As an example, here is the PDF that I am using:
During my initial exploration, I tried exporting the table in page 16:
url <- "https://d1io3yog0oux5.cloudfront.net/_2747cc8535dcb78c0cc79115c3968b21/skx/db/437/3006/annual_report/2017_ANNUAL_REPORT.pdf"
test_pg_16 <- extract_tables(url, pages = 16, guess = TRUE, output = "data.frame")
> test_pg_16
[[1]]
X X2016 X.1 X2017 X.2 X2017.1 X.3
1 Domestic stores NA NA NA NA NA
2 Concept ............................................................................... NA 117 NA 5 NA (5)

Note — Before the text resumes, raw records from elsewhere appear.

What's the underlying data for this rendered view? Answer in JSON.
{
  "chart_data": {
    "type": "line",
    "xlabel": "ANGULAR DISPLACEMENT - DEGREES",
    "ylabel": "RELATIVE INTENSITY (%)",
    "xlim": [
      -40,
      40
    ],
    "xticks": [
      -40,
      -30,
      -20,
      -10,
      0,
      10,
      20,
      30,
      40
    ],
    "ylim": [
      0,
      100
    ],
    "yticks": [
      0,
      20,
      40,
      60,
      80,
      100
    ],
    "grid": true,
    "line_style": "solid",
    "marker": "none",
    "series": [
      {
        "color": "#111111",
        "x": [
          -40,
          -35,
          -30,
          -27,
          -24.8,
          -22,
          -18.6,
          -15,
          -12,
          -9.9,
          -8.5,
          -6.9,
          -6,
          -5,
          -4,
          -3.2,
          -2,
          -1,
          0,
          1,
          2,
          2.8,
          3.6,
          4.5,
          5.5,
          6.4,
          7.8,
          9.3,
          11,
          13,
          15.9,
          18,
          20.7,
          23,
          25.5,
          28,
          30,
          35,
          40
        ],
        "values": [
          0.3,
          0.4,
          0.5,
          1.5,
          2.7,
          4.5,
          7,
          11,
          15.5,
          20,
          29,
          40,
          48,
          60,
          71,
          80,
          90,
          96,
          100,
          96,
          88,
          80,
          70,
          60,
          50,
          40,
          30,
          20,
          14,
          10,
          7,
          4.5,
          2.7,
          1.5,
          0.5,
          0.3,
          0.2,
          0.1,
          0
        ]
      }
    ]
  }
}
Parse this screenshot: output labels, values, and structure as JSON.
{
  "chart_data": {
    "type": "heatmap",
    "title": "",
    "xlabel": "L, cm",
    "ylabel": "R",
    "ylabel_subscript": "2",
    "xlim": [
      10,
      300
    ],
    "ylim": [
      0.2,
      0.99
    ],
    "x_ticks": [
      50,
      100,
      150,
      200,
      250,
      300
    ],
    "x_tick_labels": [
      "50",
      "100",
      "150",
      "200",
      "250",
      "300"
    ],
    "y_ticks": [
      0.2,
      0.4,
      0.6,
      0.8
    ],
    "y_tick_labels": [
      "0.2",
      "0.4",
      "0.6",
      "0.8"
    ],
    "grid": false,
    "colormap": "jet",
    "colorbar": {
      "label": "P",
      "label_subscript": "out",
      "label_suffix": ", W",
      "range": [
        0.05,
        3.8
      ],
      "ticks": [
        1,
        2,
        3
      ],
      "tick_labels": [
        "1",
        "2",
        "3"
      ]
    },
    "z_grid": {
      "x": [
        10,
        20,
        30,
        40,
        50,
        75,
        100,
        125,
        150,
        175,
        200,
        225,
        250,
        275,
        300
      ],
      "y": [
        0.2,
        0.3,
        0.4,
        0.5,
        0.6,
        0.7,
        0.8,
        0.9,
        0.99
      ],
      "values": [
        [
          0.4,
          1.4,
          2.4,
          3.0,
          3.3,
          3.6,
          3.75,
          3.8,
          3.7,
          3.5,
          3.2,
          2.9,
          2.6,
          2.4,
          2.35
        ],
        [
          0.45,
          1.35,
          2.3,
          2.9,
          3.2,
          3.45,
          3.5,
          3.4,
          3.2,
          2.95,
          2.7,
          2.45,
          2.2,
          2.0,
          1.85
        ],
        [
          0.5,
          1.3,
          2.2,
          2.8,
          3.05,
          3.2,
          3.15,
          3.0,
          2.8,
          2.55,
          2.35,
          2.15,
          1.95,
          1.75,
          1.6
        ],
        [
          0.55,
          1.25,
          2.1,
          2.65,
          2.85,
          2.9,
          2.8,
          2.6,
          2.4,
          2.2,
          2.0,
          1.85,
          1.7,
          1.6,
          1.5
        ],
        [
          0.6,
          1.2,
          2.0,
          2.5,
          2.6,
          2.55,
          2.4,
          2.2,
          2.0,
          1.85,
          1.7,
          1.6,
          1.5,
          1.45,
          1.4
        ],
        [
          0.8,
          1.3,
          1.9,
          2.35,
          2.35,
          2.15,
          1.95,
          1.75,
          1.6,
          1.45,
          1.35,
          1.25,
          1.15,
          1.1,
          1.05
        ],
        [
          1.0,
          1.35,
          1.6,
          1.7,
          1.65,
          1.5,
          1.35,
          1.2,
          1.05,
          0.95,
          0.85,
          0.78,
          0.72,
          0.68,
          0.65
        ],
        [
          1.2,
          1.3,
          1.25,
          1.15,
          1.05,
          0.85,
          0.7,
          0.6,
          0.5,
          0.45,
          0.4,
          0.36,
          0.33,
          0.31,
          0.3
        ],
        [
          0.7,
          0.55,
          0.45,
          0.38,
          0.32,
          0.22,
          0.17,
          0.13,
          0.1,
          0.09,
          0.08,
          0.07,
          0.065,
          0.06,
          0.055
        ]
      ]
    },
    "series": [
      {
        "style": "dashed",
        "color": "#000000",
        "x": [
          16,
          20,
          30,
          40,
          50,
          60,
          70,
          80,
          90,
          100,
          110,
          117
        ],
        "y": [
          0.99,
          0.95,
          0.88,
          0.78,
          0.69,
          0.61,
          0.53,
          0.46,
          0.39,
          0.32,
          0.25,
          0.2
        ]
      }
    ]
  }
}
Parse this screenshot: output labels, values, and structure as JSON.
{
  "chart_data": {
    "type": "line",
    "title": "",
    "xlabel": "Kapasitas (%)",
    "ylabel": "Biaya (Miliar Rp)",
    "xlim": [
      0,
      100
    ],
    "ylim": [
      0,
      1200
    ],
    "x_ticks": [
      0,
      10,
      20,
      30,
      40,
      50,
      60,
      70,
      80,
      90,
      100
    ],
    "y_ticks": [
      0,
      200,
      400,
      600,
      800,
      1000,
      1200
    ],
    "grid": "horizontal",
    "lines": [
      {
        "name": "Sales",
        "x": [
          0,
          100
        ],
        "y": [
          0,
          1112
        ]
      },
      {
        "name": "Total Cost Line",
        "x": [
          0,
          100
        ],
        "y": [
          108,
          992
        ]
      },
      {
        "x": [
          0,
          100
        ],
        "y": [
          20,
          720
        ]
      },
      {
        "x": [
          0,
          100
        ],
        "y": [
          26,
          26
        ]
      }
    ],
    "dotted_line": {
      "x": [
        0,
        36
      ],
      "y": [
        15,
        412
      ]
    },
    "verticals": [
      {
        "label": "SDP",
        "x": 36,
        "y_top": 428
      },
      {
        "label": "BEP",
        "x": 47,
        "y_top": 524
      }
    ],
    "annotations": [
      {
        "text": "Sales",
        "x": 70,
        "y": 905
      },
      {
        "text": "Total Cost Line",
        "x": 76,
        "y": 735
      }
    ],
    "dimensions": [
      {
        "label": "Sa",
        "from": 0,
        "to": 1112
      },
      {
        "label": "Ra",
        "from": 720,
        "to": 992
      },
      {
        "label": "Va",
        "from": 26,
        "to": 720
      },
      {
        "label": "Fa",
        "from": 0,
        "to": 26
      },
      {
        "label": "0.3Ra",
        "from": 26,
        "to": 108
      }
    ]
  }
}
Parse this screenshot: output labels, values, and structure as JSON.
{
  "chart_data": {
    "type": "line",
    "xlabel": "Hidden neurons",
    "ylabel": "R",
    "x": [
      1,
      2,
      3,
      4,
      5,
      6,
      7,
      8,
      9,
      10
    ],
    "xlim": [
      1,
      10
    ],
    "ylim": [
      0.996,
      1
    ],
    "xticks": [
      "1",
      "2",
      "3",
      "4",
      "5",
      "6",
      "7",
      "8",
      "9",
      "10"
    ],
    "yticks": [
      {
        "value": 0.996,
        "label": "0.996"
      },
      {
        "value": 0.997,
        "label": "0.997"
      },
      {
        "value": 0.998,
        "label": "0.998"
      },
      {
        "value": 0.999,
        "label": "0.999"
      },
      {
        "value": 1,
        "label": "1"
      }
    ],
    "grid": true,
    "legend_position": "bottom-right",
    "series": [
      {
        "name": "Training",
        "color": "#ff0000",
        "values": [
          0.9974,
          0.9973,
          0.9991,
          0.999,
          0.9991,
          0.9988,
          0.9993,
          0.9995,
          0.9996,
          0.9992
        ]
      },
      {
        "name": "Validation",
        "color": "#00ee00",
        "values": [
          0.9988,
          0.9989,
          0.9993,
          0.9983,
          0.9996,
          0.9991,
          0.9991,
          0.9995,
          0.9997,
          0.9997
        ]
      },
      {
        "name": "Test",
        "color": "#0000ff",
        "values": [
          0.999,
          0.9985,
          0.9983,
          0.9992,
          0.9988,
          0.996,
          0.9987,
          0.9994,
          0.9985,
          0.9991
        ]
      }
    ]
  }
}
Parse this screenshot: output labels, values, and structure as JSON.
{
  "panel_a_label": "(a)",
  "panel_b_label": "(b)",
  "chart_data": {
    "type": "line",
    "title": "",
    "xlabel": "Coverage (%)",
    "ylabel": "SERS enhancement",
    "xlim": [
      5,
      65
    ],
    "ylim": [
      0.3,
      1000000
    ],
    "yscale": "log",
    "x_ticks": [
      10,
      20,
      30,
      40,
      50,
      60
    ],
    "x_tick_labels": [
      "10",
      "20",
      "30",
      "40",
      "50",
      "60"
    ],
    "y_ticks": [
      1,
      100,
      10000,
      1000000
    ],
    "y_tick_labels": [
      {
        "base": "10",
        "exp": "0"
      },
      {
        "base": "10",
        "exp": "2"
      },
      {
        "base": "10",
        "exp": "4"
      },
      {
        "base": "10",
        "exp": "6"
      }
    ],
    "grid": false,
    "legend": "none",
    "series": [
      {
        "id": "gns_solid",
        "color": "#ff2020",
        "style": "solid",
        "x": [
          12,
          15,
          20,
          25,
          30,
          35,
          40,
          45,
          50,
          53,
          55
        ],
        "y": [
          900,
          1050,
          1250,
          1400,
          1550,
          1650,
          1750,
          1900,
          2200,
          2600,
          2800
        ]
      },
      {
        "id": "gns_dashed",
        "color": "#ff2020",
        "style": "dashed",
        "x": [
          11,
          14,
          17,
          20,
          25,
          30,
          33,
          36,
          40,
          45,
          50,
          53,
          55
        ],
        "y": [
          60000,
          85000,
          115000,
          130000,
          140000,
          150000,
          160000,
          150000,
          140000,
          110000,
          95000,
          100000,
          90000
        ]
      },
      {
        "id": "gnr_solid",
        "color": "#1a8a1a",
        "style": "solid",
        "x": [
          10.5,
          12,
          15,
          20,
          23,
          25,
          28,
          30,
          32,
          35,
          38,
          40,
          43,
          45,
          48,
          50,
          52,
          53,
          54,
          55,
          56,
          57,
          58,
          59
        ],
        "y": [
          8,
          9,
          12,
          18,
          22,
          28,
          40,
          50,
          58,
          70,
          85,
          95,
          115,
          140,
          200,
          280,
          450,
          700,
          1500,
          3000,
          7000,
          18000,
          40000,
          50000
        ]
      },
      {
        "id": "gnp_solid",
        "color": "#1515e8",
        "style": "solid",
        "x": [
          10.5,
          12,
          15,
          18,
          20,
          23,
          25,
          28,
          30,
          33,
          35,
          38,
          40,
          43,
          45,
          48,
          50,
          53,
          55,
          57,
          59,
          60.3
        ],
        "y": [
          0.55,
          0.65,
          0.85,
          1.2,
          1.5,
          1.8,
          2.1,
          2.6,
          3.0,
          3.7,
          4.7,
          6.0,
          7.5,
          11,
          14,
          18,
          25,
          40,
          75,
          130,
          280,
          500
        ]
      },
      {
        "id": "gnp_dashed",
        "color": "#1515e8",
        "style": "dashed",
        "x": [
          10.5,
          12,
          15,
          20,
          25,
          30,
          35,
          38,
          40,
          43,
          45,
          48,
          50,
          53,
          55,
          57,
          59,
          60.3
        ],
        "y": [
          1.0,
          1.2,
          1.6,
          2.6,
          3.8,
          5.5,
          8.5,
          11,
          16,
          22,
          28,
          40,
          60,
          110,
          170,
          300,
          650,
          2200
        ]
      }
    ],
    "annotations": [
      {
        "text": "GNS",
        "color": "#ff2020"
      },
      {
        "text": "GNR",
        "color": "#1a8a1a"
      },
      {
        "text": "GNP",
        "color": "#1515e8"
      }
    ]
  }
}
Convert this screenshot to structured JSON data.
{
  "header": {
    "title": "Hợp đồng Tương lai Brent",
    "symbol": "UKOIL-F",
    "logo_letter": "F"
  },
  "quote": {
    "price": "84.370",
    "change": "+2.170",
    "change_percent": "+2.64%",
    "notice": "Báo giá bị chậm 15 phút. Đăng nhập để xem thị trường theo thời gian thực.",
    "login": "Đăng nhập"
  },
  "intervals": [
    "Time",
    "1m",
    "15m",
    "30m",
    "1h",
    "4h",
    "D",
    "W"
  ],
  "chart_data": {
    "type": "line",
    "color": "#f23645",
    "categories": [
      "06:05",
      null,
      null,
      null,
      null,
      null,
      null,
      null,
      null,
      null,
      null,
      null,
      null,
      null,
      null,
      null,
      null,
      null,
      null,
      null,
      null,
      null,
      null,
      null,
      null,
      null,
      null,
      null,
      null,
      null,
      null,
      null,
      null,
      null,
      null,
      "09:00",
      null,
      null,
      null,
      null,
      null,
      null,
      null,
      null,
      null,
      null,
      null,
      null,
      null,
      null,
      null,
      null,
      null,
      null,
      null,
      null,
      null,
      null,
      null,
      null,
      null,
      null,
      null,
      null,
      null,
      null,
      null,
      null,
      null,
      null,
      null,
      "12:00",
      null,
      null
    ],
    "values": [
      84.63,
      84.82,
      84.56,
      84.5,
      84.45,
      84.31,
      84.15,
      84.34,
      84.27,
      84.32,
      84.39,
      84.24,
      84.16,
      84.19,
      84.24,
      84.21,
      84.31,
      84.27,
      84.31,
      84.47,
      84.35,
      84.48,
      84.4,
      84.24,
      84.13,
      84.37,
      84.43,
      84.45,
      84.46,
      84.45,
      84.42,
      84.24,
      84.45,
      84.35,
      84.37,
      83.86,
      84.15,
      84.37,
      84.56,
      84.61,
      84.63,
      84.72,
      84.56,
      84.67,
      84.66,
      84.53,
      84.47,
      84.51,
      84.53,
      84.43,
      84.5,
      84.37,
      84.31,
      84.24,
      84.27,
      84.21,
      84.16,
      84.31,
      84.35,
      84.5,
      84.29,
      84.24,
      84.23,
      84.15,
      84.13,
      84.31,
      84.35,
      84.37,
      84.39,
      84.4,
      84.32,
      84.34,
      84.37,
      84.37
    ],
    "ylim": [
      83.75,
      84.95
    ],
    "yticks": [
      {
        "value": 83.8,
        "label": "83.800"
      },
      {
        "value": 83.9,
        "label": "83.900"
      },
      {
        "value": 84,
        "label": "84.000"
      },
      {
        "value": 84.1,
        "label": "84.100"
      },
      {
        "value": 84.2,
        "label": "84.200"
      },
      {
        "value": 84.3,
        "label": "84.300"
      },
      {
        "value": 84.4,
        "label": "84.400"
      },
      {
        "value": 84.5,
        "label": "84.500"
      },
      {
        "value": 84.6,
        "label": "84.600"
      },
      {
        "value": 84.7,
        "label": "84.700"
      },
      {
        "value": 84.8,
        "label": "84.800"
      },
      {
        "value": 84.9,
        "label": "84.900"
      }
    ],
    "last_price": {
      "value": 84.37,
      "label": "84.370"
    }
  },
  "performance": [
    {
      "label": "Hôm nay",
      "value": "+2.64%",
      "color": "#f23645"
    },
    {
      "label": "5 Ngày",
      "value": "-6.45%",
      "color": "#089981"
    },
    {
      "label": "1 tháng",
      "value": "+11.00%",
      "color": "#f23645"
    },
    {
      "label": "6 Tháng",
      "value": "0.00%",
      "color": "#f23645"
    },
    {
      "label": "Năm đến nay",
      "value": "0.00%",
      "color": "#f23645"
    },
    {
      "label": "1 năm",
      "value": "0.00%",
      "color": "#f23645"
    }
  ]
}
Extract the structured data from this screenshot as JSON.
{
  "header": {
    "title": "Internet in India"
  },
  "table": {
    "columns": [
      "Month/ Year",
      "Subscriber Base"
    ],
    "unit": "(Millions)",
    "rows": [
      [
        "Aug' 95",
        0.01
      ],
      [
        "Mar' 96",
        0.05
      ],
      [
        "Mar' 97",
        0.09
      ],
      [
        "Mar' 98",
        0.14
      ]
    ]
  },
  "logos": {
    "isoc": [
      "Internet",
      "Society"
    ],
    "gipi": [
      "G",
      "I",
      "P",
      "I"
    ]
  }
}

3 Factory Outlet ..................................................................... NA 163 NA 7 NA —
4 Warehouse Outlet ............................................................... NA 133 NA 29 NA —
5 Domestic stores total .......................................................... NA 413 NA 41 NA (5)
6 International stores NA NA NA NA NA
7 Concept ............................................................................... NA 101 NA 19 NA —
8 Factory Outlet ..................................................................... NA 51 NA 16 NA —
9 Warehouse Outlet ............................................................... NA 5 NA 4 NA —
10 International stores total ..................................................... NA 157 NA 39 NA —
The output is obviously quite messy, but I think I will be able to find some way to clean up most of it via some data wrangling in dplyr.
My key question: what are my options if the data is embedded inside the PDF as an image?
For example, page 89 of this annual report looks like this:
test_pg_89 <- extract_tables(url, pages = 89, guess = TRUE, output = "data.frame")
# this comes up empty
pg_89_text_only <- extract_text(url, page = 89)
# this also comes up empty
I realize that this may be a fairly complex problem. I am guessing one would have to extract the images first, and then find a way to read the text on those images via some sort of character recognition process. But I am working on a project that involves a lot of PDF files and a large number of them have stored the data as images embedded inside the PDF.
Any thoughts or pointers to resources would be very helpful. Thanks in advance.